When saving a setting from a field, you should set the value in the database
using :samp:`self.siteconfig.set('{settingname}', value)` and retrieving it
from the field using :samp:`self.cleaned_data['{fieldname}']`.

For example::

    class MySettingsForm(SiteSettingsForm):
        auth_myauth_list = forms.CharField(
            label="Comma-separated list of values")

        def load(self):
            self.fields['auth_myauth_list'].initial = \
                ','.join(self.siteconfig.get('auth_myauth_list'))

            super(MySettingsForm, self).load()

        def save(self):
            self.siteconfig.set(
                'auth_myauth_list',
                re.split(r',\*', self.cleaned_data['auth_myauth_list']))

            super(MySettingsForm, self).save()


Disabling Fields
----------------

It can be useful to disable fields based on different conditions, such as
a missing Python module. In this case, you can disable any fields in the
form and provide an inline message by setting the
:py:attr:`disabled_fields` and :py:`disabled_reasons` attributes during
:py:meth:`load`.

Both of these attributes are dictionaries mapping from a field name to a
value. For :py:attr:`disabled_fields`, the value is a boolean indicating
whether the field is disabled. For :py:attr:`disabled_reasons`, the value is a
string describing why the field is disabled.

For example::

    def load(self):
        if not get_can_enable_myauth():
            self.disabled_fields['auth_myauth_foo'] = True
            self.disabled_reasons['auth_myauth_foo'] = \
                'You must do a handstand before you can enable this ' \
                'authentication backend.'

        super(MySettingsForm, self).load()



Accessing Settings
==================

The authentication backend can access any settings stored in the site
configuration database (such as those defined in the
:ref:`Settings form <site-settings-forms>` through the
:py:class:`djblets.siteconfig.models.SiteConfiguration` API.

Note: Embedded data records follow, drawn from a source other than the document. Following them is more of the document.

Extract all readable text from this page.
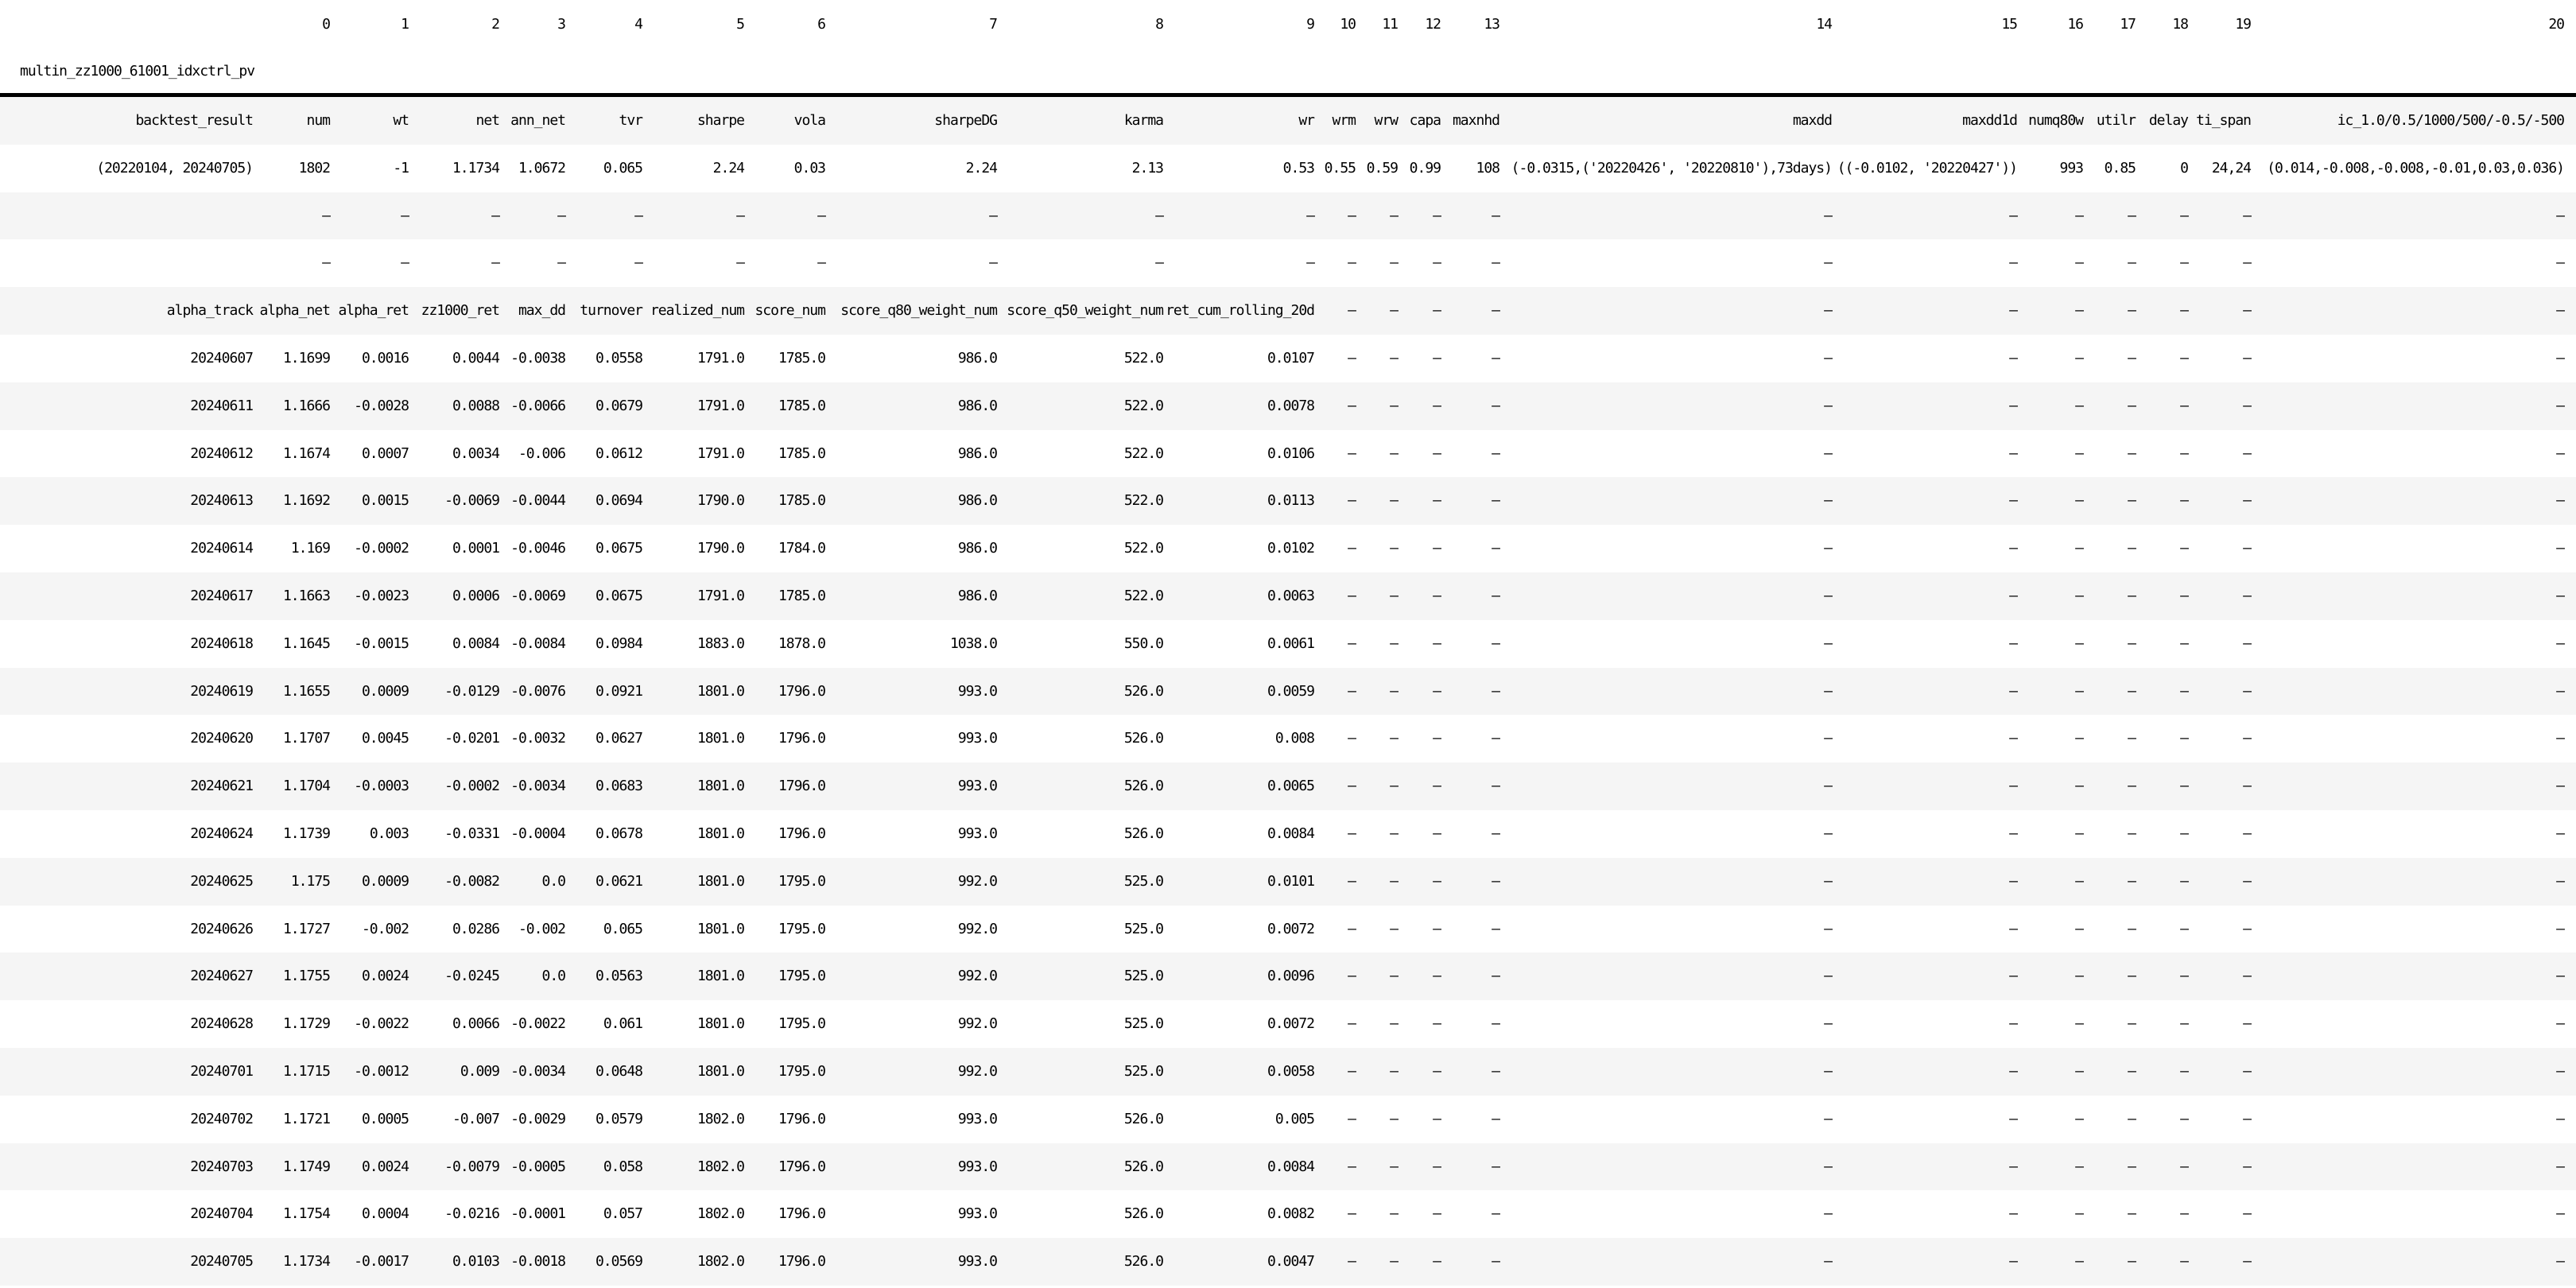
	0	1	2	3	4	5	6	7	8	9	10	11	12	13	14	15	16	17	18	19	20
multin_zz1000_61001_idxctrl_pv																					
backtest_result	num	wt	net	ann_net	tvr	sharpe	vola	sharpeDG	karma	wr	wrm	wrw	capa	maxnhd	maxdd	maxdd1d	numq80w	utilr	delay	ti_span	ic_1.0/0.5/1000/500/-0.5/-500
(20220104, 20240705)	1802	-1	1.1734	1.0672	0.065	2.24	0.03	2.24	2.13	0.53	0.55	0.59	0.99	108	(-0.0315,('20220426', '20220810'),73days)	((-0.0102, '20220427'))	993	0.85	0	24,24	(0.014,-0.008,-0.008,-0.01,0.03,0.036)
	—	—	—	—	—	—	—	—	—	—	—	—	—	—	—	—	—	—	—	—	—
	—	—	—	—	—	—	—	—	—	—	—	—	—	—	—	—	—	—	—	—	—
alpha_track	alpha_net	alpha_ret	zz1000_ret	max_dd	turnover	realized_num	score_num	score_q80_weight_num	score_q50_weight_num	ret_cum_rolling_20d	—	—	—	—	—	—	—	—	—	—	—
20240607	1.1699	0.0016	0.0044	-0.0038	0.0558	1791.0	1785.0	986.0	522.0	0.0107	—	—	—	—	—	—	—	—	—	—	—
20240611	1.1666	-0.0028	0.0088	-0.0066	0.0679	1791.0	1785.0	986.0	522.0	0.0078	—	—	—	—	—	—	—	—	—	—	—
20240612	1.1674	0.0007	0.0034	-0.006	0.0612	1791.0	1785.0	986.0	522.0	0.0106	—	—	—	—	—	—	—	—	—	—	—
20240613	1.1692	0.0015	-0.0069	-0.0044	0.0694	1790.0	1785.0	986.0	522.0	0.0113	—	—	—	—	—	—	—	—	—	—	—
20240614	1.169	-0.0002	0.0001	-0.0046	0.0675	1790.0	1784.0	986.0	522.0	0.0102	—	—	—	—	—	—	—	—	—	—	—
20240617	1.1663	-0.0023	0.0006	-0.0069	0.0675	1791.0	1785.0	986.0	522.0	0.0063	—	—	—	—	—	—	—	—	—	—	—
20240618	1.1645	-0.0015	0.0084	-0.0084	0.0984	1883.0	1878.0	1038.0	550.0	0.0061	—	—	—	—	—	—	—	—	—	—	—
20240619	1.1655	0.0009	-0.0129	-0.0076	0.0921	1801.0	1796.0	993.0	526.0	0.0059	—	—	—	—	—	—	—	—	—	—	—
20240620	1.1707	0.0045	-0.0201	-0.0032	0.0627	1801.0	1796.0	993.0	526.0	0.008	—	—	—	—	—	—	—	—	—	—	—
20240621	1.1704	-0.0003	-0.0002	-0.0034	0.0683	1801.0	1796.0	993.0	526.0	0.0065	—	—	—	—	—	—	—	—	—	—	—
20240624	1.1739	0.003	-0.0331	-0.0004	0.0678	1801.0	1796.0	993.0	526.0	0.0084	—	—	—	—	—	—	—	—	—	—	—
20240625	1.175	0.0009	-0.0082	0.0	0.0621	1801.0	1795.0	992.0	525.0	0.0101	—	—	—	—	—	—	—	—	—	—	—
20240626	1.1727	-0.002	0.0286	-0.002	0.065	1801.0	1795.0	992.0	525.0	0.0072	—	—	—	—	—	—	—	—	—	—	—
20240627	1.1755	0.0024	-0.0245	0.0	0.0563	1801.0	1795.0	992.0	525.0	0.0096	—	—	—	—	—	—	—	—	—	—	—
20240628	1.1729	-0.0022	0.0066	-0.0022	0.061	1801.0	1795.0	992.0	525.0	0.0072	—	—	—	—	—	—	—	—	—	—	—
20240701	1.1715	-0.0012	0.009	-0.0034	0.0648	1801.0	1795.0	992.0	525.0	0.0058	—	—	—	—	—	—	—	—	—	—	—
20240702	1.1721	0.0005	-0.007	-0.0029	0.0579	1802.0	1796.0	993.0	526.0	0.005	—	—	—	—	—	—	—	—	—	—	—
20240703	1.1749	0.0024	-0.0079	-0.0005	0.058	1802.0	1796.0	993.0	526.0	0.0084	—	—	—	—	—	—	—	—	—	—	—
20240704	1.1754	0.0004	-0.0216	-0.0001	0.057	1802.0	1796.0	993.0	526.0	0.0082	—	—	—	—	—	—	—	—	—	—	—
20240705	1.1734	-0.0017	0.0103	-0.0018	0.0569	1802.0	1796.0	993.0	526.0	0.0047	—	—	—	—	—	—	—	—	—	—	—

Working with this is pretty simple. First, you just need to get a
:py:class:`SiteConfiguration <djblets.siteconfig.models.SiteConfiguration>`
object::

    from djblets.siteconfig.models import SiteConfiguration


    siteconfig = SiteConfiguration.objects.get_current()


You can then load and save through :py:meth:`SiteConfiguration.set`
and :py:meth:`SiteConfiguration.get` methods. Each take a setting name and
work with any native Python primitive (strings, booleans, lists, tuples,
dictionaries).

For example::

    from djblets.siteconfig.models import SiteConfiguration


    siteconfig = SiteConfiguration.objects.get_current()
    siteconfig.set('auth_myauth_foo', 'Some value')
    bar = siteconfig.get('auth_myauth_bar')


Packaging
=========

Authentication backends should be packaged as a standard Python egg module.
Generally, this looks something like::

    setup.py
    myauth/__init__.py

The :file:`__init__.py` would contain your authentication backend's classes
and logic.

You can of course split this up into separate files (such as
:file:`backends.py` for the backend class and :file:`forms.py` for the
settings form). This is entirely up to you. However, to be a proper Python
module, you must have a :file:`__init__.py`, though it can be blank.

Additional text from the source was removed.